Oh hey, I missed this thread. I'm a fake programmer - physicist by training, but I've learned a fair amount of programming along the way to my degrees and my current job is approximately 2/3 coding to 1/3 math. I had to take a "programming for scientists" MATLAB course as an undergraduate. I found it pretty easy, but promptly forgot most of it. Then my third year of summer research came along. My advisor handed me the giant simulation of pulsar birth, evolution, and detectability that a previous student had written in completely undocumented and uncommented C++ and a list of changes he wanted made and left me to figure it out. Which I eventually did, with much caffeine and cursing. I learned Python and C in grad school - the Python by choice and the C for legacy code. I did a lot of work with the NumPy and SciPy modules. When I finally finished grad school, I went looking for work in data analysis type jobs and eventually ended up at a NASA contractor. My group mostly uses MATLAB, but I do the heavy data processing in C and I'm trying to give myself a crash course in IDL and learn enough SQL to get by. One of these days I'm going to have to learn Fortran to deal with somebody's old code and I'm not looking forward to that day. Can I be part of the programming cool kids' club even if I'm not a real developer?

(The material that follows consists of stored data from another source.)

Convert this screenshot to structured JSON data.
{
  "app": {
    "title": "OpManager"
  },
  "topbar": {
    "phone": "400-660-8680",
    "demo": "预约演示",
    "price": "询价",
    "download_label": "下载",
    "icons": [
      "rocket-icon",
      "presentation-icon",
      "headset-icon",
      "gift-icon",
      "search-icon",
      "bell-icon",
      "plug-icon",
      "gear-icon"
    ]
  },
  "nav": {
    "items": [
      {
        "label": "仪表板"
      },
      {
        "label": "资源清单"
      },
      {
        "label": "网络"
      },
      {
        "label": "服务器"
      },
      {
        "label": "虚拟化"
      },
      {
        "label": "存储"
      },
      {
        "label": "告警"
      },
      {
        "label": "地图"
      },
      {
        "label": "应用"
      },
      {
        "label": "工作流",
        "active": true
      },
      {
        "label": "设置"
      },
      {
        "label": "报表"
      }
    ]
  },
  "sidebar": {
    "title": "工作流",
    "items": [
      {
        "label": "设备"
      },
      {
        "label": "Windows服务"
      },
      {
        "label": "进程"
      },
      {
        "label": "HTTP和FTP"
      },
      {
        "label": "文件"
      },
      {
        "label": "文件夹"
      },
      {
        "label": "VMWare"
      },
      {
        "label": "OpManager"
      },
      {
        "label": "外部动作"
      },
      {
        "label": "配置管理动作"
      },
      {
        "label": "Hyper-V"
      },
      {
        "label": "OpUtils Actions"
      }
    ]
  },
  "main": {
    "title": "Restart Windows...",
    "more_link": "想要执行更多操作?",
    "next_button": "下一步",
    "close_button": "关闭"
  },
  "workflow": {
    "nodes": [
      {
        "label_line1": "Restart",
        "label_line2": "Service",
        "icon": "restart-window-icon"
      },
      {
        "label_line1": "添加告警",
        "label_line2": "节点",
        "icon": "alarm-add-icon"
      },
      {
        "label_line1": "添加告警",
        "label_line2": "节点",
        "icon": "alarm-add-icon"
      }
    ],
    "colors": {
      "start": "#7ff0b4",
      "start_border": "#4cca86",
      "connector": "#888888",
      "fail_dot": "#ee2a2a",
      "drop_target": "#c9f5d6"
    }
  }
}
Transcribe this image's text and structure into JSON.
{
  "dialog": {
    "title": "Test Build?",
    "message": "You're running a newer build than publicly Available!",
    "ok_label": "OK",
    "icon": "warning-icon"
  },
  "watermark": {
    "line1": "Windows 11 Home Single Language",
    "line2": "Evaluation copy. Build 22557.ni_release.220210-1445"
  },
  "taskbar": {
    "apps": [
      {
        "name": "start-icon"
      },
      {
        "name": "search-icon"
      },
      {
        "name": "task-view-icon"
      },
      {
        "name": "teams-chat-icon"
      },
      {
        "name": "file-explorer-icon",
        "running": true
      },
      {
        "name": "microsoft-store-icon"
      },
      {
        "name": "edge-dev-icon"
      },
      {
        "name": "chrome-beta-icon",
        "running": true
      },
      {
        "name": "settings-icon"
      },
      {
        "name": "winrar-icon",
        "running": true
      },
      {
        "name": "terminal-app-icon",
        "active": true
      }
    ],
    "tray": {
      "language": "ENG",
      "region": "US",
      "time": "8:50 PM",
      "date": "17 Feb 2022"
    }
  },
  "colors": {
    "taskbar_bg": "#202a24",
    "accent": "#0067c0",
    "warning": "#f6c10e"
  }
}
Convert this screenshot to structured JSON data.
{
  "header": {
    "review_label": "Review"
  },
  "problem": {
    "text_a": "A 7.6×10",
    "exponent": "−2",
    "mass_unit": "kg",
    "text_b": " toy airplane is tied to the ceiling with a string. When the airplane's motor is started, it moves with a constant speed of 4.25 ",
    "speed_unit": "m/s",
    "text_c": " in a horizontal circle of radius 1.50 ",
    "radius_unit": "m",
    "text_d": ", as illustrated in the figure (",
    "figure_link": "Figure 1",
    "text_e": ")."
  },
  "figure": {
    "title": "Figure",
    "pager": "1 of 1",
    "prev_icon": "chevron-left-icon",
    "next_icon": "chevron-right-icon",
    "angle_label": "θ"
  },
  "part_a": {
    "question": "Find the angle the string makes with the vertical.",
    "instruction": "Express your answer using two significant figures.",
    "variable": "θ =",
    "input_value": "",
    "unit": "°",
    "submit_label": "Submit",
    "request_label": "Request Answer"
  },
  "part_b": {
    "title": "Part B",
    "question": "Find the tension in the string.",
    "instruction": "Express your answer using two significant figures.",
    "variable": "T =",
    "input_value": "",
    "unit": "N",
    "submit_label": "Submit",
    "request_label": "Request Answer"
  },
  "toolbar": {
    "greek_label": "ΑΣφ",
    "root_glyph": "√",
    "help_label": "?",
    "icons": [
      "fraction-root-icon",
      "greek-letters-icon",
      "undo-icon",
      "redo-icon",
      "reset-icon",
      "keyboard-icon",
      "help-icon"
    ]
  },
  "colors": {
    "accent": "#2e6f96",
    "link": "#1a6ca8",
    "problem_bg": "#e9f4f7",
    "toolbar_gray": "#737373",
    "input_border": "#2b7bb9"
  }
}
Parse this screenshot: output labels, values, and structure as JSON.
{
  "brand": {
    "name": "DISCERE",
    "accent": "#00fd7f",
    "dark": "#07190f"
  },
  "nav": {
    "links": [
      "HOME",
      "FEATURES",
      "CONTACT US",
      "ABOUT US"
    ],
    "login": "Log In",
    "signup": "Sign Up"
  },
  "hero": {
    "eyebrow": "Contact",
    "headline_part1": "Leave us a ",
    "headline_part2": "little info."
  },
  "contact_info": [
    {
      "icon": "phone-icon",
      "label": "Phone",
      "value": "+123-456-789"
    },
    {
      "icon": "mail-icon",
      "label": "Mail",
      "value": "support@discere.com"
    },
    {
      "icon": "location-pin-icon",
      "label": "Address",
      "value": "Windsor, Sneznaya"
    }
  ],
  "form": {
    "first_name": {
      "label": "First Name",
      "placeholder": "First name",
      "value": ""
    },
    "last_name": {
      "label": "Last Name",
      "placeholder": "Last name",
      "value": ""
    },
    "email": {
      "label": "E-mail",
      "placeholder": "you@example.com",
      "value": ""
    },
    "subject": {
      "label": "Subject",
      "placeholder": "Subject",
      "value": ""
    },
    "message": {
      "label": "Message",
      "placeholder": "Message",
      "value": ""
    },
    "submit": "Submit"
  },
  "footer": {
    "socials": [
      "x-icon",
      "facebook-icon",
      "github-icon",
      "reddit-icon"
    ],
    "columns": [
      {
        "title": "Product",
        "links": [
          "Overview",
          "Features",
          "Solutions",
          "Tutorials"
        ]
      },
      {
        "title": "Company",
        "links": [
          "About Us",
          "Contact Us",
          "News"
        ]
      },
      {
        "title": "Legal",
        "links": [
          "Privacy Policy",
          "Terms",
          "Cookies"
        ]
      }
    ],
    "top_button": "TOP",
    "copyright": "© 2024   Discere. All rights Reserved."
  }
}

You're not a real developer until you think evil thoughts towards a previous maintainer. I think you qualify.
I knew him from the year before when he was writing the thing and I was working on a different project. He was a perfectly nice guy. But I gave some serious thought to the logistics of mailing him a box of scorpions.
Sometimes that previous developer is me. I hate past-me as a coder sometimes. You lazy fuck, you could have done better, not written such shitty code without comments and been so damn impressed with your one-liner tersity. If that's a word.
I feel this one all the time. Actually hating on past me is the major contributor in me commenting my personal stuff. Really just imagine Karkat's self memo boards you have my code/comments.
Not a Homestuck so I only know what you mean from osmosis, but I'm guessing pretty incomprehensible mess. Sometimes I've just been way too impressed with my own cleverness. Sometimes I've just gone about it the wrong way and beaten it into working, kindasorta. Sometimes it's just that I've been under deadline and lacking sleep and stressed the fuck out ...
Hey programmer folks - what do you recommend as a starting point for someone whose coding background is "I squinted at HTML once through once through the window of a bus driving by"? Most of the stuff I've seen assumes you to have some kind of Computer Stuff background, at least knowledge of general terms, and I... don't.
Do you have much of a math background? Do you learn better when things have an immediate application or are you happy playing around in a sandbox? What kind of computer do you have? (Mac or Windows, most likely, and if you know what major version even better)
I got up to the beginnings of calculus, but that was years ago. Could handle it with a little review. My geometry background seems to be a little better than average, though I didn't go into full out trig. Immediate is better, but the biggest thing is that the "shows you how to do it wrong, then corrects it" style of teaching just makes me ASDFGHJKL. That's why I stopped the HTML series I was doing. And I run mostly windows (7) with a dash of android of the "can't be buggered to get on computer, does thing on phone" variety.
I pretty much start everyone with learncodethehardway.org. Partly because I teach people Python, but mostly because it's the best resource I've found for teaching code. They've now got a Ruby course which is the existing Learn Python the Hard Way book but with Ruby, and Learn C the hardway which expects you to know the stuff in LPTHW or LRTHW. As for my path, I used LPTHW and Making Games with Python and Pygame and somewhere around the end of both books I got bored and wrote my own game.
Python is probably one of the better languages to learn right now; it's simple, has a pretty logical design without too many gotchas, doesn't require too much bullshit, is available everywhere, and you can do useful things in it. (By the way, the "hard way" referred to in the names of those sites/courses is somewhat tongue-in-cheek; they're referring to learning-through-doing.) It's really hard to give good advice for this since I've been programming for something like 25 years and started the truly hard way; aside from a little messing around in BASIC, my first real programming was Motorola 68000 assembly. I'm not sure I'd recommend this path to people.
Although assembler is good for a certain mindset, because you're dealing with the lowest level and pretty simple operations on a fairly easy-to-understand device (though less so on a modern CPU if you're using all the features). The problem is that getting anything useful done is a lot of steps.
I've been teaching myself a little Haskell this weekend, because I figured it would be refreshing to do a language with a different approach to things. Liking it so far.
#latetotheparty but I've had multiple profs and docents tell us to comment our code, because maybe we understand what we were thinking when we're coding it, but a) they're the ones correcting it and they don't, and b) you won't either next week. I think I'm bored/procrastinating enough today to go play with Ruby again.
@Morven What are you using to learn Haskell? I kind of want to learn functional programming, mostly from hearing about it via type theory people in mathematical logic. If it matters, I am decent but rusty at Java and Python, and have enough mathematics. I am happy sandboxing.